I'm not sure I understood this but seems related to the exchange rate.
📝 Original message:On Wed, Aug 12, 2015 at 1:21 PM, Venzen Khaosan <venzen at mail.bihthai.net> wrote:
> -----BEGIN PGP SIGNED MESSAGE-----
> Hash: SHA1
>
> Jorge, you say 3 concerns at the end of your message but I only see 1)
> and 2). Assuming you've got a 3) and will add it, I'll contribute:
No, sorry it's 2 concerns/risks with 2 sub-concerns/risks each:
1) Potential indirect consequence of rising fees.
1.1) Lowest fee transactions (currently free transactions) will become
more unreliable.
1.2) People will migrate to competing systems (PoW altcoins) with lower fees.
2) Software problem independent of a concrete block size that needs to
be solved anyway, often specific to Bitcoin Core (ie other
implementations, say libbitcoin may not necessarily share these
problems).
2.1) Bitcoin Core's mempool is unbounded in size and can make the program
crash by using too much memory.
2.2) There's no good way to increase the fee of a transaction that is
taking too long to be mined without the "double spending" transaction
with the higher fee being blocked by most nodes which follow Bitcoin
Core's default policy for conflicting spends replacements (aka "first
seen" replacement policy).
> 4) General, undefined fear that something bad is going to happen when
> nodes choke up on a backlog of transactions.
> - - no specific symptoms are pointed at but presumably there is
> "pre-traumatic stress" at play.
> - - Bitcoin-based businesses are going to lose money, customers and
> potentially fail
> - - people will flee Bitcoin for another cryptocoin and Bitcoin will be
> left in the corner, collecting dust and memories of it will fade as
> SuperCoin with its big blocks becomes all things to all people.

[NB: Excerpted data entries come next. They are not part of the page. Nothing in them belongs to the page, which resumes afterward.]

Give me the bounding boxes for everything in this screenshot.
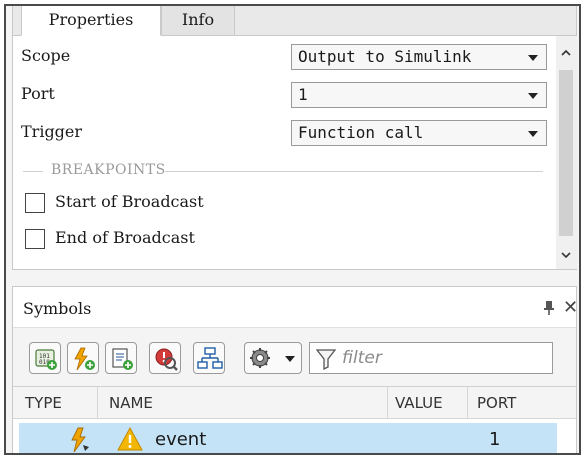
- tab-properties[interactable]: Properties: [21, 6, 161, 36]
- symbols-toolbar: 101 010: [13, 327, 576, 387]
- trigger-dropdown[interactable]: Function call: [291, 120, 547, 146]
- symbol-name: event: [155, 429, 207, 450]
- scope-value: Output to Simulink: [298, 47, 472, 66]
- divider: [23, 171, 43, 172]
- trigger-label: Trigger: [21, 122, 83, 141]
- properties-scrollbar[interactable]: [556, 36, 577, 269]
- model-hierarchy-button[interactable]: [193, 342, 225, 374]
- symbol-port[interactable]: 1: [489, 429, 500, 450]
- pin-icon[interactable]: [543, 300, 555, 316]
- start-of-broadcast-label: Start of Broadcast: [55, 192, 204, 211]
- column-port[interactable]: PORT: [477, 394, 516, 412]
- symbols-panel: Symbols ✕ 101 010 filter TYPE NAME VALUE…: [12, 286, 578, 453]
- scrollbar-thumb[interactable]: [559, 70, 573, 236]
- settings-icon: [250, 348, 270, 368]
- column-divider: [387, 387, 388, 419]
- port-label: Port: [21, 84, 55, 103]
- chevron-down-icon: [285, 356, 295, 362]
- filter-icon: [316, 349, 336, 370]
- chevron-up-icon[interactable]: [561, 48, 571, 58]
- table-row[interactable]: event 1: [19, 423, 557, 453]
- column-divider: [97, 387, 98, 419]
- column-value[interactable]: VALUE: [395, 394, 443, 412]
- trigger-value: Function call: [298, 123, 424, 142]
- chevron-down-icon: [528, 93, 538, 99]
- end-of-broadcast-label: End of Broadcast: [55, 228, 195, 247]
- add-event-button[interactable]: [67, 342, 99, 374]
- start-of-broadcast-checkbox[interactable]: [25, 193, 45, 213]
- column-divider: [467, 387, 468, 419]
- event-type-icon: [71, 427, 89, 453]
- add-data-icon: 101 010: [35, 349, 57, 370]
- filter-field[interactable]: [309, 342, 553, 374]
- resolve-undefined-button[interactable]: [149, 342, 181, 374]
- add-message-button[interactable]: [105, 342, 137, 374]
- model-hierarchy-icon: [197, 347, 223, 369]
- add-message-icon: [112, 348, 133, 370]
- port-dropdown[interactable]: 1: [291, 82, 547, 108]
- port-value: 1: [298, 85, 308, 104]
- chevron-down-icon[interactable]: [561, 250, 571, 260]
- resolve-undefined-icon: [155, 348, 178, 371]
- chevron-down-icon: [528, 131, 538, 137]
- add-event-icon: [74, 347, 95, 371]
- column-name[interactable]: NAME: [109, 394, 153, 412]
- warning-icon: [117, 427, 143, 451]
- add-data-button[interactable]: 101 010: [29, 342, 61, 374]
- breakpoints-section-header: BREAKPOINTS: [23, 162, 543, 180]
- divider: [165, 171, 543, 172]
- chevron-down-icon: [528, 55, 538, 61]
- breakpoints-heading: BREAKPOINTS: [51, 162, 166, 178]
- properties-panel: Properties Info Scope Output to Simulink…: [12, 6, 577, 270]
- close-icon[interactable]: ✕: [563, 297, 578, 318]
- scope-label: Scope: [21, 46, 71, 65]
- tab-bar: Properties Info: [13, 6, 576, 36]
- tab-info[interactable]: Info: [161, 6, 235, 36]
- settings-dropdown-button[interactable]: [244, 342, 302, 374]
- window-frame: Properties Info Scope Output to Simulink…: [4, 4, 581, 455]
- symbols-title: Symbols: [23, 299, 92, 318]
- column-type[interactable]: TYPE: [25, 394, 62, 412]
- scope-dropdown[interactable]: Output to Simulink: [291, 44, 547, 70]
- filter-input[interactable]: [340, 346, 540, 370]
- end-of-broadcast-checkbox[interactable]: [25, 229, 45, 249]
- symbols-table-header: TYPE NAME VALUE PORT: [13, 387, 576, 419]
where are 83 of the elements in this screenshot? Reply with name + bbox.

I believe thisbelongs in 2, not really sure if 2.1 or 2.2 since it's
related to both.
> 5) Specific belief that the exchange rate will decline on network
> unreliability
> - - traders and investors will bid the price down, or
> - - traders/investors will stop speculating all together because even if
> their speculation is successful, they're not sure they'll be able to
> get their bitcoin out of exchanges, what with the broken network and all.

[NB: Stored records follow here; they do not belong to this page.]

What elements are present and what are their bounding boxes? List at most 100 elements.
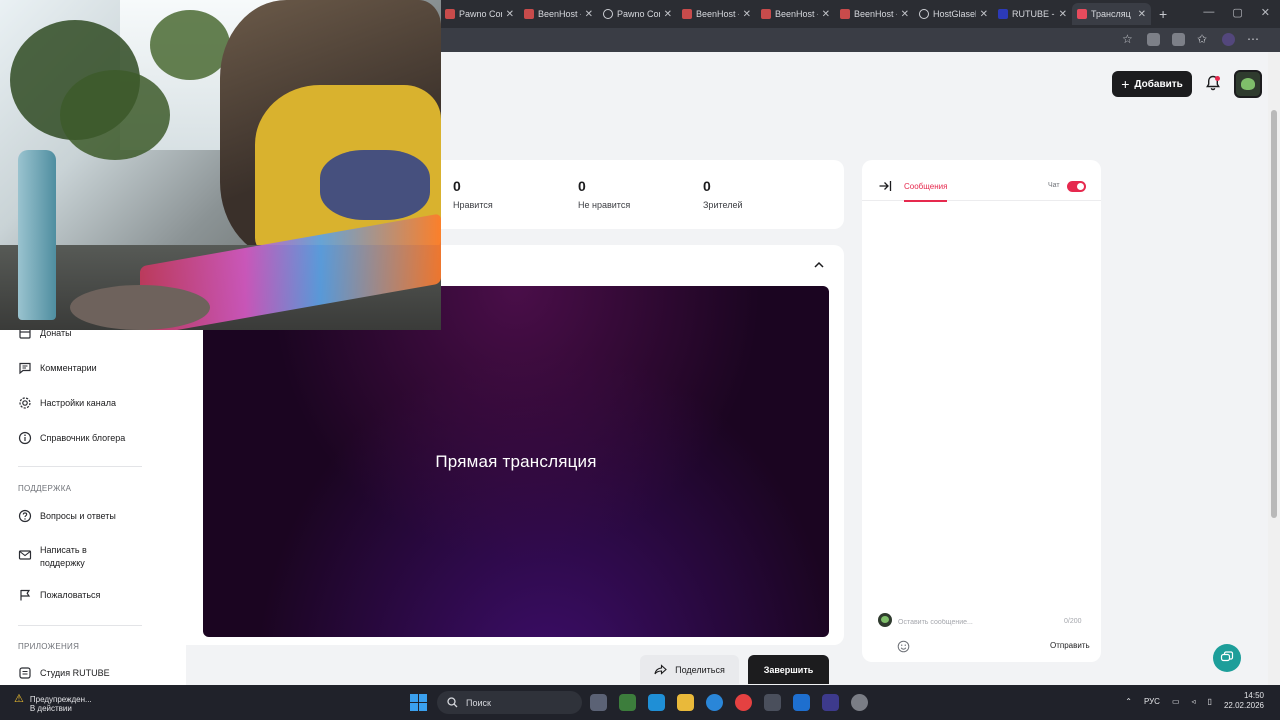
new-tab-button[interactable]: +: [1159, 6, 1167, 22]
battery-icon[interactable]: ▯: [1208, 697, 1212, 706]
close-icon[interactable]: ✕: [743, 9, 751, 20]
sidebar-heading-support: ПОДДЕРЖКА: [18, 484, 72, 493]
browser-tab[interactable]: Pawno Con ✕: [440, 3, 519, 25]
finish-stream-button[interactable]: Завершить: [748, 655, 829, 684]
minimize-icon[interactable]: —: [1203, 6, 1214, 19]
close-icon[interactable]: ✕: [1138, 9, 1146, 20]
yandex-browser-icon[interactable]: [735, 694, 752, 711]
browser-tab[interactable]: Pawno Con ✕: [598, 3, 677, 25]
live-video-preview[interactable]: Прямая трансляция: [203, 286, 829, 637]
sidebar-item-faq[interactable]: Вопросы и ответы: [18, 509, 178, 523]
start-button-icon[interactable]: [410, 694, 427, 711]
chevron-up-icon[interactable]: [812, 258, 826, 272]
scrollbar-thumb[interactable]: [1271, 110, 1277, 518]
user-avatar[interactable]: [1234, 70, 1262, 98]
studio-app-icon: [18, 666, 32, 680]
collapse-panel-icon[interactable]: [878, 179, 892, 193]
close-icon[interactable]: ✕: [822, 9, 830, 20]
sidebar-item-label: Справочник блогера: [40, 433, 126, 443]
edge-browser-icon[interactable]: [706, 694, 723, 711]
extension-icon[interactable]: [1147, 33, 1160, 46]
file-explorer-icon[interactable]: [677, 694, 694, 711]
tab-title: Pawno Con: [617, 9, 660, 19]
browser-tab-active[interactable]: Трансляц ✕: [1072, 3, 1151, 25]
beenhost-icon: [761, 9, 771, 19]
tab-messages[interactable]: Сообщения: [904, 182, 948, 202]
browser-tab[interactable]: RUTUBE - c ✕: [993, 3, 1072, 25]
help-chat-button[interactable]: [1213, 644, 1241, 672]
browser-tab[interactable]: BeenHost - ✕: [519, 3, 598, 25]
sidebar-item-comments[interactable]: Комментарии: [18, 361, 178, 375]
stat-dislikes: 0 Не нравится: [578, 178, 630, 210]
close-window-icon[interactable]: ✕: [1261, 6, 1270, 19]
close-icon[interactable]: ✕: [901, 9, 909, 20]
window-controls: — ▢ ✕: [1203, 6, 1270, 19]
favorites-icon[interactable]: ✩: [1197, 33, 1210, 46]
beenhost-icon: [840, 9, 850, 19]
webcam-plant: [60, 70, 170, 160]
sidebar-item-label: Студия RUTUBE: [40, 668, 110, 678]
add-button-label: Добавить: [1134, 78, 1183, 90]
clock[interactable]: 14:50 22.02.2026: [1224, 691, 1264, 711]
tray-chevron-icon[interactable]: ⌃: [1125, 697, 1132, 706]
search-placeholder: Поиск: [466, 697, 491, 708]
chat-toggle[interactable]: [1067, 181, 1086, 192]
question-icon: [18, 509, 32, 523]
close-icon[interactable]: ✕: [980, 9, 988, 20]
mail-app-icon[interactable]: [793, 694, 810, 711]
warning-icon: ⚠: [14, 693, 24, 705]
sidebar-heading-apps: ПРИЛОЖЕНИЯ: [18, 642, 80, 651]
task-view-icon[interactable]: [590, 694, 607, 711]
close-icon[interactable]: ✕: [506, 9, 514, 20]
stat-caption: Не нравится: [578, 200, 631, 210]
system-tray: ⌃ РУС ▭ ◃ ▯ 14:50 22.02.2026: [1125, 691, 1264, 711]
notifications-bell-icon[interactable]: [1205, 75, 1221, 93]
sidebar-item-rutube-studio[interactable]: Студия RUTUBE: [18, 666, 178, 680]
browser-tab[interactable]: BeenHost - ✕: [677, 3, 756, 25]
taskbar-search[interactable]: Поиск: [437, 691, 582, 714]
globe-icon: [603, 9, 613, 19]
clock-date: 22.02.2026: [1223, 701, 1264, 710]
share-button[interactable]: Поделиться: [640, 655, 739, 684]
browser-tab[interactable]: BeenHost - ✕: [756, 3, 835, 25]
browser-tab[interactable]: BeenHost - ✕: [835, 3, 914, 25]
store-app-icon[interactable]: [648, 694, 665, 711]
rutube-icon: [998, 9, 1008, 19]
browser-tab[interactable]: HostGlasel ✕: [914, 3, 993, 25]
settings-icon[interactable]: [1172, 33, 1185, 46]
input-language[interactable]: РУС: [1144, 697, 1160, 706]
tab-title: Pawno Con: [459, 9, 502, 19]
volume-icon[interactable]: ◃: [1192, 697, 1196, 706]
stat-caption: Зрителей: [703, 200, 743, 210]
tab-title: BeenHost -: [854, 9, 897, 19]
emoji-icon[interactable]: [897, 640, 910, 653]
bookmark-star-icon[interactable]: ☆: [1122, 33, 1135, 46]
close-icon[interactable]: ✕: [585, 9, 593, 20]
visual-studio-icon[interactable]: [822, 694, 839, 711]
chat-char-counter: 0/200: [1064, 618, 1082, 625]
maximize-icon[interactable]: ▢: [1232, 6, 1242, 19]
taskbar-warning[interactable]: ⚠ Предупрежден... В действии: [14, 693, 92, 714]
notification-dot: [1215, 76, 1220, 81]
beenhost-icon: [524, 9, 534, 19]
obs-icon[interactable]: [851, 694, 868, 711]
sidebar-item-contact-support[interactable]: Написать в поддержку: [18, 543, 108, 570]
profile-avatar-icon[interactable]: [1222, 33, 1235, 46]
chat-message-input[interactable]: [898, 613, 1090, 631]
globe-icon: [919, 9, 929, 19]
close-icon[interactable]: ✕: [664, 9, 672, 20]
add-button[interactable]: + Добавить: [1112, 71, 1192, 97]
calculator-icon[interactable]: [764, 694, 781, 711]
share-button-label: Поделиться: [675, 664, 725, 675]
page-scrollbar[interactable]: [1268, 52, 1280, 685]
sidebar-item-label: Вопросы и ответы: [40, 511, 116, 521]
notepad-plus-icon[interactable]: [619, 694, 636, 711]
sidebar-item-blogger-guide[interactable]: Справочник блогера: [18, 431, 178, 445]
network-icon[interactable]: ▭: [1172, 697, 1180, 706]
send-message-button[interactable]: Отправить: [1050, 641, 1090, 650]
close-icon[interactable]: ✕: [1059, 9, 1067, 20]
sidebar-item-channel-settings[interactable]: Настройки канала: [18, 396, 178, 410]
more-menu-icon[interactable]: ⋯: [1247, 33, 1260, 46]
sidebar-item-report[interactable]: Пожаловаться: [18, 588, 178, 602]
chat-header: Сообщения Чат: [862, 160, 1101, 202]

> - - The exchange rate reflects Bitcoin's value and not just speculation
> guided by a few large players like in other markets.

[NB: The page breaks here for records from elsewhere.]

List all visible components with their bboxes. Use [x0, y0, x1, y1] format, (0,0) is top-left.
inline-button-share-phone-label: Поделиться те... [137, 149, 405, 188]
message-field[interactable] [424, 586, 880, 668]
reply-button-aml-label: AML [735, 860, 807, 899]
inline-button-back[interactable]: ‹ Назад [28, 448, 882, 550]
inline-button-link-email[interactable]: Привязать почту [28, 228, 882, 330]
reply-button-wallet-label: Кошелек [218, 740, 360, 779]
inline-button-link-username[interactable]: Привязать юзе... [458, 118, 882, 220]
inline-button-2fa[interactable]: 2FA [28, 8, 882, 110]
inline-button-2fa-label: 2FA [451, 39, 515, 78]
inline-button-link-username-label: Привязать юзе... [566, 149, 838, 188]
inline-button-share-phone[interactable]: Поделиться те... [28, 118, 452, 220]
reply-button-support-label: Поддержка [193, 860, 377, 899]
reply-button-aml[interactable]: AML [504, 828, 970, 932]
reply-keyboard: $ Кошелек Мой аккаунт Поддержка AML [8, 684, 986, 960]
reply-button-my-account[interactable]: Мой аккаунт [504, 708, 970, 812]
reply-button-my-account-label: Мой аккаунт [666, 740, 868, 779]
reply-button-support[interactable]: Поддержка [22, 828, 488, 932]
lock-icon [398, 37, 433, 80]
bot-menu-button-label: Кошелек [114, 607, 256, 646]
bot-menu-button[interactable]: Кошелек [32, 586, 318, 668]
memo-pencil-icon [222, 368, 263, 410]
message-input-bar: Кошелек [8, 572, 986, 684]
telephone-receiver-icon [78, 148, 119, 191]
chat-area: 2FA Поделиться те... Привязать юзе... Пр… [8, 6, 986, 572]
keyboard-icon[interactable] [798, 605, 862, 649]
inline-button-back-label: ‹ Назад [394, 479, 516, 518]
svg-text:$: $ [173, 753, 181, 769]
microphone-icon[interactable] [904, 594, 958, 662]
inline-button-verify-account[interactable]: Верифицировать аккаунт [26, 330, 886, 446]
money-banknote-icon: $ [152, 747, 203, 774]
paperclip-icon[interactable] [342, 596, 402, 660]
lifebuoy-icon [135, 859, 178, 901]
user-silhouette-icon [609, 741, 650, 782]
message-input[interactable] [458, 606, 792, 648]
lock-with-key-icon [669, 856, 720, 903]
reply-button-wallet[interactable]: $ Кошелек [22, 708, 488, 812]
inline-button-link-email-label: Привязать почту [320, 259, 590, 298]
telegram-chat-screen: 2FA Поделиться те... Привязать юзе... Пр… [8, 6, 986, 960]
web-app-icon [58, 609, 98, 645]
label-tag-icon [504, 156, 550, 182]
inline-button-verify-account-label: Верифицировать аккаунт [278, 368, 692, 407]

I believe "fear of exchange rate declining" can probably be added to
any concern/risk "leaf", so we should probably leave that for the end
or just omit it.
> 6) Belief that Bitcoin's "cargo" is about to be delivered by fate:
> - - see https://en.wikipedia.org/wiki/Cargo_cult
> - - the cargo is variably presumed to be a range of hoped-for events: an
> adoption surge, a speculative rally similar to (or bigger than) 2013,
> or a global financial crisis that sees Bitcoin become the safe haven
> of choice.
> - - for the cargo to be delivered, a "runway" must be built - the larger
> the runway, the larger the cargo delivery. If the current runway is
> not expanded, then the cargo plane will go to a different island and
> won't come to Bitcoin Island.
> - - it is short-sighted and, in a way, ungrateful of the "generals" not
> to expand the runway - it will be their fault that the cargo doesn't
> get delivered and all the island's people, no the whole ocean's
> islands, will suffer because of silly security concerns.
> - - some people have taken the blueprints of the airbase and are
> building a large airstrip elsewhere on Bitcoin Island, but nobody is
> helping them build that long and wide runway. Everybody wants to
> expand this moderate runway - even the renegades who started Big
> Blocks Great Success airstrip.
> - - The sacred site of No-Middle-Zero-Attack-Point is at the start of
> the current runway. To expand it the site must be destroyed, but some
> former generals and many people say: It doesn't matter, we want Cargo,
> not a small attack surface. Just blast it!
I'm not sure I understood this but seems related to the exchange rate.